Human Genome Overview and DNA Structure & Replication Concepts
Overview of the Human Genome
- The human genome comprises approximately 3.2 billion nucleotides.
- Contains around 20,000 protein-coding genes.
- Structurally, the genome is organized into:
- 2 sex chromosomes (XX in females and XY in males).
- 44 autosomes (22 pairs of non-sex chromosomes).

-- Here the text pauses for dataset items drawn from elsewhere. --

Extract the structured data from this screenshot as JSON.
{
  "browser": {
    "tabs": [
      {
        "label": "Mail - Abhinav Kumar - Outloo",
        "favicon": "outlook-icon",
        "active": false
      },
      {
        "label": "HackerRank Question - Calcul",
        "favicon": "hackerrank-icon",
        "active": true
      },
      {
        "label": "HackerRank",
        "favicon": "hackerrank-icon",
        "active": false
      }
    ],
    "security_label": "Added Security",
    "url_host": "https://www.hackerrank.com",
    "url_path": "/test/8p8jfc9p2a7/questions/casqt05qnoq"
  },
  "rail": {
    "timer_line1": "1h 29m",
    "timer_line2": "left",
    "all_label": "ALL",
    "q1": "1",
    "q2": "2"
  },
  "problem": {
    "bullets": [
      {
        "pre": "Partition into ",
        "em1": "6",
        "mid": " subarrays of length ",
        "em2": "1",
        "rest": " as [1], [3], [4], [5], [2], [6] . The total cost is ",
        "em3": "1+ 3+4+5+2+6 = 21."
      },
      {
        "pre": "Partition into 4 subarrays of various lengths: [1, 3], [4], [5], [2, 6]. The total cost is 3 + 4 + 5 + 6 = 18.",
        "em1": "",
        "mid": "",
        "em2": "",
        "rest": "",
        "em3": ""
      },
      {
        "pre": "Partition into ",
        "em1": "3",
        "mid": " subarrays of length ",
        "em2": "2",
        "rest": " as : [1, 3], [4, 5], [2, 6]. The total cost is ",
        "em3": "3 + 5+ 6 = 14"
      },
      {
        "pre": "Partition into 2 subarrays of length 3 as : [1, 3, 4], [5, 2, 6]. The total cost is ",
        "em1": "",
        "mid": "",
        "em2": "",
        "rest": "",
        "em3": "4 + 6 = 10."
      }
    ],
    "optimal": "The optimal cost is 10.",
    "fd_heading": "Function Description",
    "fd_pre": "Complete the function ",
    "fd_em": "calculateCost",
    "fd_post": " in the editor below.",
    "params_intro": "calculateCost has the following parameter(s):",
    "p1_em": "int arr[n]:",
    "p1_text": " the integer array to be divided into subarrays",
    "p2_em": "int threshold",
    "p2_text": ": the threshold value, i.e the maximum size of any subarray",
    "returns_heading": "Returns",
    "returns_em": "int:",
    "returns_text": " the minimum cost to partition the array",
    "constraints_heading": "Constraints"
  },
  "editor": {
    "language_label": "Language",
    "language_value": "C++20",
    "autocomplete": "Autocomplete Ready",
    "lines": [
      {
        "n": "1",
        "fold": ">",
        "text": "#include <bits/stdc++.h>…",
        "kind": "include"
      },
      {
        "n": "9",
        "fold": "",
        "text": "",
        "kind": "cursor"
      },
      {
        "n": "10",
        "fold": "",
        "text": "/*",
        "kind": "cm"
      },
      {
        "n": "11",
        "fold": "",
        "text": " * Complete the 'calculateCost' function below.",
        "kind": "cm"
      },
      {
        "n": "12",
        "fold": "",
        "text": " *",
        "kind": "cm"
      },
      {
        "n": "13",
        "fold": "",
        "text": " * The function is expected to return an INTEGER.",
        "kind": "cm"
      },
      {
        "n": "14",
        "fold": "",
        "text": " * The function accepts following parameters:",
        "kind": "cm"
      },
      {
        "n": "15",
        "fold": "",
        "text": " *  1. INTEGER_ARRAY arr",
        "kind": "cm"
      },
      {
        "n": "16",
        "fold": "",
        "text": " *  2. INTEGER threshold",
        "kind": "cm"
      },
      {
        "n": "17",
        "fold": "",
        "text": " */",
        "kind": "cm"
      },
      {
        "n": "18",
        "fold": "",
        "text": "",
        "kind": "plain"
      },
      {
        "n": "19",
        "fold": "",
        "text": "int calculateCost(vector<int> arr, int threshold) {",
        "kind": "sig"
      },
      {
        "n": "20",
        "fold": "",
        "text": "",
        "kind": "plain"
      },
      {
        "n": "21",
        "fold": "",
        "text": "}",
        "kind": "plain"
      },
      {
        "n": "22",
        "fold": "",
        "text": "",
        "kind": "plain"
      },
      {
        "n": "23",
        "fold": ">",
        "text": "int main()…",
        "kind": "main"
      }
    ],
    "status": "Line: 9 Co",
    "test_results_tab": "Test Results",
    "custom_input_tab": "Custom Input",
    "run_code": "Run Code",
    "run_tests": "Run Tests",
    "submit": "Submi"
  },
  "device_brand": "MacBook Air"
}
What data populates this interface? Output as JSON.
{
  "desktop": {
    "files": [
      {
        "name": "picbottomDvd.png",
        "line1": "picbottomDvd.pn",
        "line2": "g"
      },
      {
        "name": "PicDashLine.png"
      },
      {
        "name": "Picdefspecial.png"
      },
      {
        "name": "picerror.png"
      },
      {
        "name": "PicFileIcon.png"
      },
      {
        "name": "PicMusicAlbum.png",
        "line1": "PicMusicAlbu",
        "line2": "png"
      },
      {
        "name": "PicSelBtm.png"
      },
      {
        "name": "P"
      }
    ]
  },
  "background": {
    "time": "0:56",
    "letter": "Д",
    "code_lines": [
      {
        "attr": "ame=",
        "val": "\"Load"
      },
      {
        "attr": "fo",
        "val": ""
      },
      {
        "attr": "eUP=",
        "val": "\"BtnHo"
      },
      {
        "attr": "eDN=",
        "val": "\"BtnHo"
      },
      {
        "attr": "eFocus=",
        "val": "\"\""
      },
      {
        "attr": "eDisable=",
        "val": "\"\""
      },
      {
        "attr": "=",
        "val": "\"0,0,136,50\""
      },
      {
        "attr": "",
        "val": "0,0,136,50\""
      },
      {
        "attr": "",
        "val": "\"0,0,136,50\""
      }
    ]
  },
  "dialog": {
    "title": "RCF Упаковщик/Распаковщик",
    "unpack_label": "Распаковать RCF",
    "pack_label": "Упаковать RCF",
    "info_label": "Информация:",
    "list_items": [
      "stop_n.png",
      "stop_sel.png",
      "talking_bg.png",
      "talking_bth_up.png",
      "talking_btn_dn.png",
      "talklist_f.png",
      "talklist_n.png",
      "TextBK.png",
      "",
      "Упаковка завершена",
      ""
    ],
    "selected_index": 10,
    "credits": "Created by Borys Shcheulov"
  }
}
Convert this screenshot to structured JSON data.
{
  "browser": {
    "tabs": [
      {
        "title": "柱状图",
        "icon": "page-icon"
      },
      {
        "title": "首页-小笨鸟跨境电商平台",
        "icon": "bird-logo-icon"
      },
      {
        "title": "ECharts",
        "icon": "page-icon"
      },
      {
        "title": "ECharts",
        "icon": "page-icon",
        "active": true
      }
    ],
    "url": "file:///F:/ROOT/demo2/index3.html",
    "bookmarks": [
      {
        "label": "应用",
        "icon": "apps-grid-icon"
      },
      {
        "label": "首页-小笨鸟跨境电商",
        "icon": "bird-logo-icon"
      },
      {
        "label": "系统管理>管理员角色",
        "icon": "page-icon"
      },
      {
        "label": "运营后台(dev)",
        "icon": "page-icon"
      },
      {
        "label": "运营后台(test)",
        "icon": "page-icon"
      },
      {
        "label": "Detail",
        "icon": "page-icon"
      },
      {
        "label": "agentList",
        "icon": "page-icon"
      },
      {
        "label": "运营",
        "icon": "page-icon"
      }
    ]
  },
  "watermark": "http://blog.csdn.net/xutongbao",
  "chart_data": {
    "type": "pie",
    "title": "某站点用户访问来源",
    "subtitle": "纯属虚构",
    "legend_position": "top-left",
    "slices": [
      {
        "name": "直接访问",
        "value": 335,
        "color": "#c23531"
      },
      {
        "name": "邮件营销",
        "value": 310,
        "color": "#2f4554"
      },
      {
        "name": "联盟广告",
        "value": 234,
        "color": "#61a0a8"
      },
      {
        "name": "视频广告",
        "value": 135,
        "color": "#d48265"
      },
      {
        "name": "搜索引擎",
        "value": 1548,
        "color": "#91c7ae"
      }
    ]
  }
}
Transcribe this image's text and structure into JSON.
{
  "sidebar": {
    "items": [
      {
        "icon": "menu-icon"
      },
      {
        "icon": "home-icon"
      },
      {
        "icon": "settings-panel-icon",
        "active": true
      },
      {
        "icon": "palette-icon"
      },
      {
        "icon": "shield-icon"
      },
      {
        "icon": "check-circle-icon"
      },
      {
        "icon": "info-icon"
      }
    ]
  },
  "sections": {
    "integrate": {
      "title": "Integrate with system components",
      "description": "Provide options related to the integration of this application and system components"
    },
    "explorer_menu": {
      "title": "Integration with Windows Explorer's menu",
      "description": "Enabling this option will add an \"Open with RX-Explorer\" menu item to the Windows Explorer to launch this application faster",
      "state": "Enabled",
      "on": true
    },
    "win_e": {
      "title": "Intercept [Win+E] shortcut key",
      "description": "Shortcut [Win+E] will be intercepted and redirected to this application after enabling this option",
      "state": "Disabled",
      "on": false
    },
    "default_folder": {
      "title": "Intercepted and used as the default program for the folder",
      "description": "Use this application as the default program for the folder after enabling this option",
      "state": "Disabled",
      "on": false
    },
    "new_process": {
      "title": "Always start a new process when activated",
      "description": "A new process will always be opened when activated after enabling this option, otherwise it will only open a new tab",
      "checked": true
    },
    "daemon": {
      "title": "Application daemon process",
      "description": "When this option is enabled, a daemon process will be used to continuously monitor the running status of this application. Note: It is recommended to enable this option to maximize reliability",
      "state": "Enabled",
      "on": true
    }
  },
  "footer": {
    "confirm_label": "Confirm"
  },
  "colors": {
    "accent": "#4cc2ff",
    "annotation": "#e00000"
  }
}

- 37 genes located on circular mitochondrial chromosomes.
Structure of DNA
- Nucleotides:
- Each nucleotide is comprised of:
- A nitrogenous base:
- Purines: Adenine (A), Guanine (G)
- Pyrimidines: Thymine (T), Cytosine (C)
- A phosphate group.
- A 5-carbon sugar (deoxyribose).
- DNA Double Helix:
- Formed by the arrangement of nucleotides.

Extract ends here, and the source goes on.